2003 yılında ABD’nin Irak’a müdahalesinin gündemde olduğu günlerde, barış eylemlerine katılıyorlar. Ancak eylem bitip evlerine döndüklerinde duydukları rahatsızlığı, kopuşu tetikleyen en önemli neden olarak gösteriyorlar.

Birhan: “2003, Irak savaşı başlamak üzere, barış eylemlerine gidiyoruz. Bağırıp, eğlenip, evlerimize dönüyor, tüketime devam ediyoruz. Bu bizi çok rahatsız etmeye başladı. Ahlaksız hissettim. O çarkın, sistemin içinde her yaptığımız Bush gibileri yaratıyor.”[9]

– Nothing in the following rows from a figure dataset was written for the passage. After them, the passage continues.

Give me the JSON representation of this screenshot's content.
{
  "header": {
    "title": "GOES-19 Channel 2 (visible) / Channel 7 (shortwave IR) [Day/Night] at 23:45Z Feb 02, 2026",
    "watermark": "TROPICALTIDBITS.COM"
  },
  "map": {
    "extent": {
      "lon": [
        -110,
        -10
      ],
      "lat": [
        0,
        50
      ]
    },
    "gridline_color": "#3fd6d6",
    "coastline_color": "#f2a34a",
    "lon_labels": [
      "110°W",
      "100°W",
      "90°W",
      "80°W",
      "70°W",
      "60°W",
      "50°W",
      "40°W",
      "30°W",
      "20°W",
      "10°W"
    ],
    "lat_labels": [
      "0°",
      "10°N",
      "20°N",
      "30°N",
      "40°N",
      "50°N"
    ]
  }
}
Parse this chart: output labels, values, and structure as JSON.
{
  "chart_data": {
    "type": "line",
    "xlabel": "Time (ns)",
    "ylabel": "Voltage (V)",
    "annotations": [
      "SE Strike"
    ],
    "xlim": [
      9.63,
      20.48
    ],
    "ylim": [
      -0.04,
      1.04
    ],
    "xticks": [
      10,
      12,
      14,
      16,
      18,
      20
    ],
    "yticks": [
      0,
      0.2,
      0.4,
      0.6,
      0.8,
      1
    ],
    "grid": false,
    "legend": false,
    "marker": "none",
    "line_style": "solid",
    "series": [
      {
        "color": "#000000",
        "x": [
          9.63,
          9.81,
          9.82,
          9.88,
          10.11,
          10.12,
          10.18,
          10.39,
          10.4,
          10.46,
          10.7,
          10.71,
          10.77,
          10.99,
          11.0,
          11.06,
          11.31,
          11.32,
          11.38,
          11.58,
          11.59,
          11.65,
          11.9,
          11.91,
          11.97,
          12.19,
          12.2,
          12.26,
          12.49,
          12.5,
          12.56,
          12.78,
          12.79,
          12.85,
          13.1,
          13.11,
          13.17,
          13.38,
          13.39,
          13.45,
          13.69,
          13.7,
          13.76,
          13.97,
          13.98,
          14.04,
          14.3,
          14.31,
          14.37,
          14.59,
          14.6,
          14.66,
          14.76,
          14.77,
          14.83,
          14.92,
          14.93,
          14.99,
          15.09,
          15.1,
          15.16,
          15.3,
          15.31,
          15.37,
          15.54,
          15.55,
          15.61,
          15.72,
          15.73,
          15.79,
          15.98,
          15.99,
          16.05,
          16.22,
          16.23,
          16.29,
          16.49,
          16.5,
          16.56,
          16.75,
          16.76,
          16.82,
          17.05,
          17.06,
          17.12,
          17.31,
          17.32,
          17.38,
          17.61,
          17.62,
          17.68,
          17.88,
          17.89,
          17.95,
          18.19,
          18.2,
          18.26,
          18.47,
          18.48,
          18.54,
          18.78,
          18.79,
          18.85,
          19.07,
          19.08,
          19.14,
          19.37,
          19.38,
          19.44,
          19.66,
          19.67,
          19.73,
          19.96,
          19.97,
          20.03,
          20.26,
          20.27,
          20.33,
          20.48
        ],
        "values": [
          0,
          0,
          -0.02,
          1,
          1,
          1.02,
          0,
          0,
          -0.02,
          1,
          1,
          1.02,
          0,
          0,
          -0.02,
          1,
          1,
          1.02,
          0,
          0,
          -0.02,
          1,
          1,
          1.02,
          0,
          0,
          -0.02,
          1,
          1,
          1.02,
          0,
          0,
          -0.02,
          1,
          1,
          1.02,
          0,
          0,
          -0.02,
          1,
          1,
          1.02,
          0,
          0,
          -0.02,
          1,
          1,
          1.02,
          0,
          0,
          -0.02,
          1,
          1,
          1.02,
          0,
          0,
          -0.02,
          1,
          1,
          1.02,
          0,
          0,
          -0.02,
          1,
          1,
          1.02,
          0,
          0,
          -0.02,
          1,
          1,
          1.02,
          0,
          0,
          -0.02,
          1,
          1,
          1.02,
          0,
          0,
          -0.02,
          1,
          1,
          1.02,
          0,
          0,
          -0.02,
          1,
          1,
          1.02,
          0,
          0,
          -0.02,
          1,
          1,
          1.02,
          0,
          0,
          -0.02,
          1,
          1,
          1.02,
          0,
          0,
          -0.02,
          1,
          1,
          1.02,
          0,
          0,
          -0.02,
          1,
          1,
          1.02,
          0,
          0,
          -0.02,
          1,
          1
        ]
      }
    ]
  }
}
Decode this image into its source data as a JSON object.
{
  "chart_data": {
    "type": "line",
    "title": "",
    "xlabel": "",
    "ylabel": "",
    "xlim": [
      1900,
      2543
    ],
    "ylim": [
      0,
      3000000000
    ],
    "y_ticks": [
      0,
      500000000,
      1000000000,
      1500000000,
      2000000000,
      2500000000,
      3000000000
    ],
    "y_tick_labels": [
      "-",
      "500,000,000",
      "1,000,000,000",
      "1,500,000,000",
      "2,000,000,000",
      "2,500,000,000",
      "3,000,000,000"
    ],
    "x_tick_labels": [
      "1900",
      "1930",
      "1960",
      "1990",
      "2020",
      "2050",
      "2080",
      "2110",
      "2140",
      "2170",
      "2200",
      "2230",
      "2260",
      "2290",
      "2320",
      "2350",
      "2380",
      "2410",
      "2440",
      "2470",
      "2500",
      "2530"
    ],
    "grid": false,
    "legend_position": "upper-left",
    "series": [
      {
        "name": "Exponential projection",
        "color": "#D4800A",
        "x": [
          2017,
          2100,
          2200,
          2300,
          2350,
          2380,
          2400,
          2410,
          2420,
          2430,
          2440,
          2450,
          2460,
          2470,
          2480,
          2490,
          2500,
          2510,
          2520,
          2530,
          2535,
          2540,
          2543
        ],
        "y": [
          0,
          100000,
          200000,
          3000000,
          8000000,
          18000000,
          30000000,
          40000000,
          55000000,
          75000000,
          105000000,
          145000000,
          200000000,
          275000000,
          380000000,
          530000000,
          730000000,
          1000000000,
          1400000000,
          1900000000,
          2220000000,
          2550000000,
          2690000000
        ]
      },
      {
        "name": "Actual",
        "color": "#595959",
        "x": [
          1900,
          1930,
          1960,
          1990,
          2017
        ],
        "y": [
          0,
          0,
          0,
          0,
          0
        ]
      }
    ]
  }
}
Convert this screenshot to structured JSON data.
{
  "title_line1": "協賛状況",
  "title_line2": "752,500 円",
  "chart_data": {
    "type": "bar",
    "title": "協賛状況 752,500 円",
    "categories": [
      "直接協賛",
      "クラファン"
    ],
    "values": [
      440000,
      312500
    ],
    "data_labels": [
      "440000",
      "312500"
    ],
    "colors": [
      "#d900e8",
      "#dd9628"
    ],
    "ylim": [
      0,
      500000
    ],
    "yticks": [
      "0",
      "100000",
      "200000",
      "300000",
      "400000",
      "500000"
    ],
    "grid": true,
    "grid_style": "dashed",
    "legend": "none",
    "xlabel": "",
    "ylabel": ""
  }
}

George Bush Irak’a gireceği dönemde tüm dünyada küresel bir eylem olmuştu. Biz de Tuğba ile İstanbul’daki eyleme gitmiştik. Oldukça kalabalık bir eylemci grubu vardı. Herkes savaşa karşıydı. Ancak buna rağmen ertesi günü Bush Irak’a girdi! Biz o eylemde Tuğba ile göz göze geldik. Çok rahatsız olmuştuk. Çünkü herkes çok eğleniyordu. Gitarlar çalınıyor, bütün partiler pankartlarını, bayraklarını açıyordu. En solundan en sağına herkes oradaydı ve herkes barış istiyordu. Ama bağırıp çağırıp evlerine döndüler. Biz de döndük. Döndüğümüz mekân, karşı olduğumuz şeyleri devamlı besleyen bir mekândı. Evimiz... Döndüğüm anda elektrik düğmesine bastığımda bu savaşlar sürecekti. Çünkü bu sonuçta bir enerji savaşıydı. Eve dönerken bindiğim minibüsün yakıtı yüzünden Bush Irak’a girmişti. Bu öyle bir ironi ki. İşte dürüstlük kavramı burada devreye giriyor. Ben kendimi sorgulayınca cidden bu işin içinde olamayacağıma karar verdim ve ‘ben bu oyunda yokum’ dedim. Becerip beceremeyeceğimizi bilmiyorduk ama en azından denerken ölmenin daha iyi bir seçenek olduğuna karar verdik. İnsanlar televizyonlarda savaşta ölen çocukları, kadınları görünce üzülüyorlar ama onları öldüren bombaları tükettiklerimiz sayesinde biz yapıyoruz. Biz bu savaşın içindeyiz, dışında değil. Biz de dürüstçe bunun dışına çıkmak istedik. Bir kaçış değil, bilakis sorunun tam göbeğine gelmek. Ama en temel ihtiyaçlarının sağlıklı biçimde giderebileceğin bir yaşam kurmaya… Bir nevi kendinle yüzleşmek. Kentte evini kapatır kaçarsın ama burada kaçış yok artık. Çünkü ekmeğini topraktan kendin çıkarmak zorundasın.(…)Daha çok ürün elde etmenin, daha çok kazanmanın sonu yok. İçinde yaşadığımız sistem bu yüzden besleniyor.”[10]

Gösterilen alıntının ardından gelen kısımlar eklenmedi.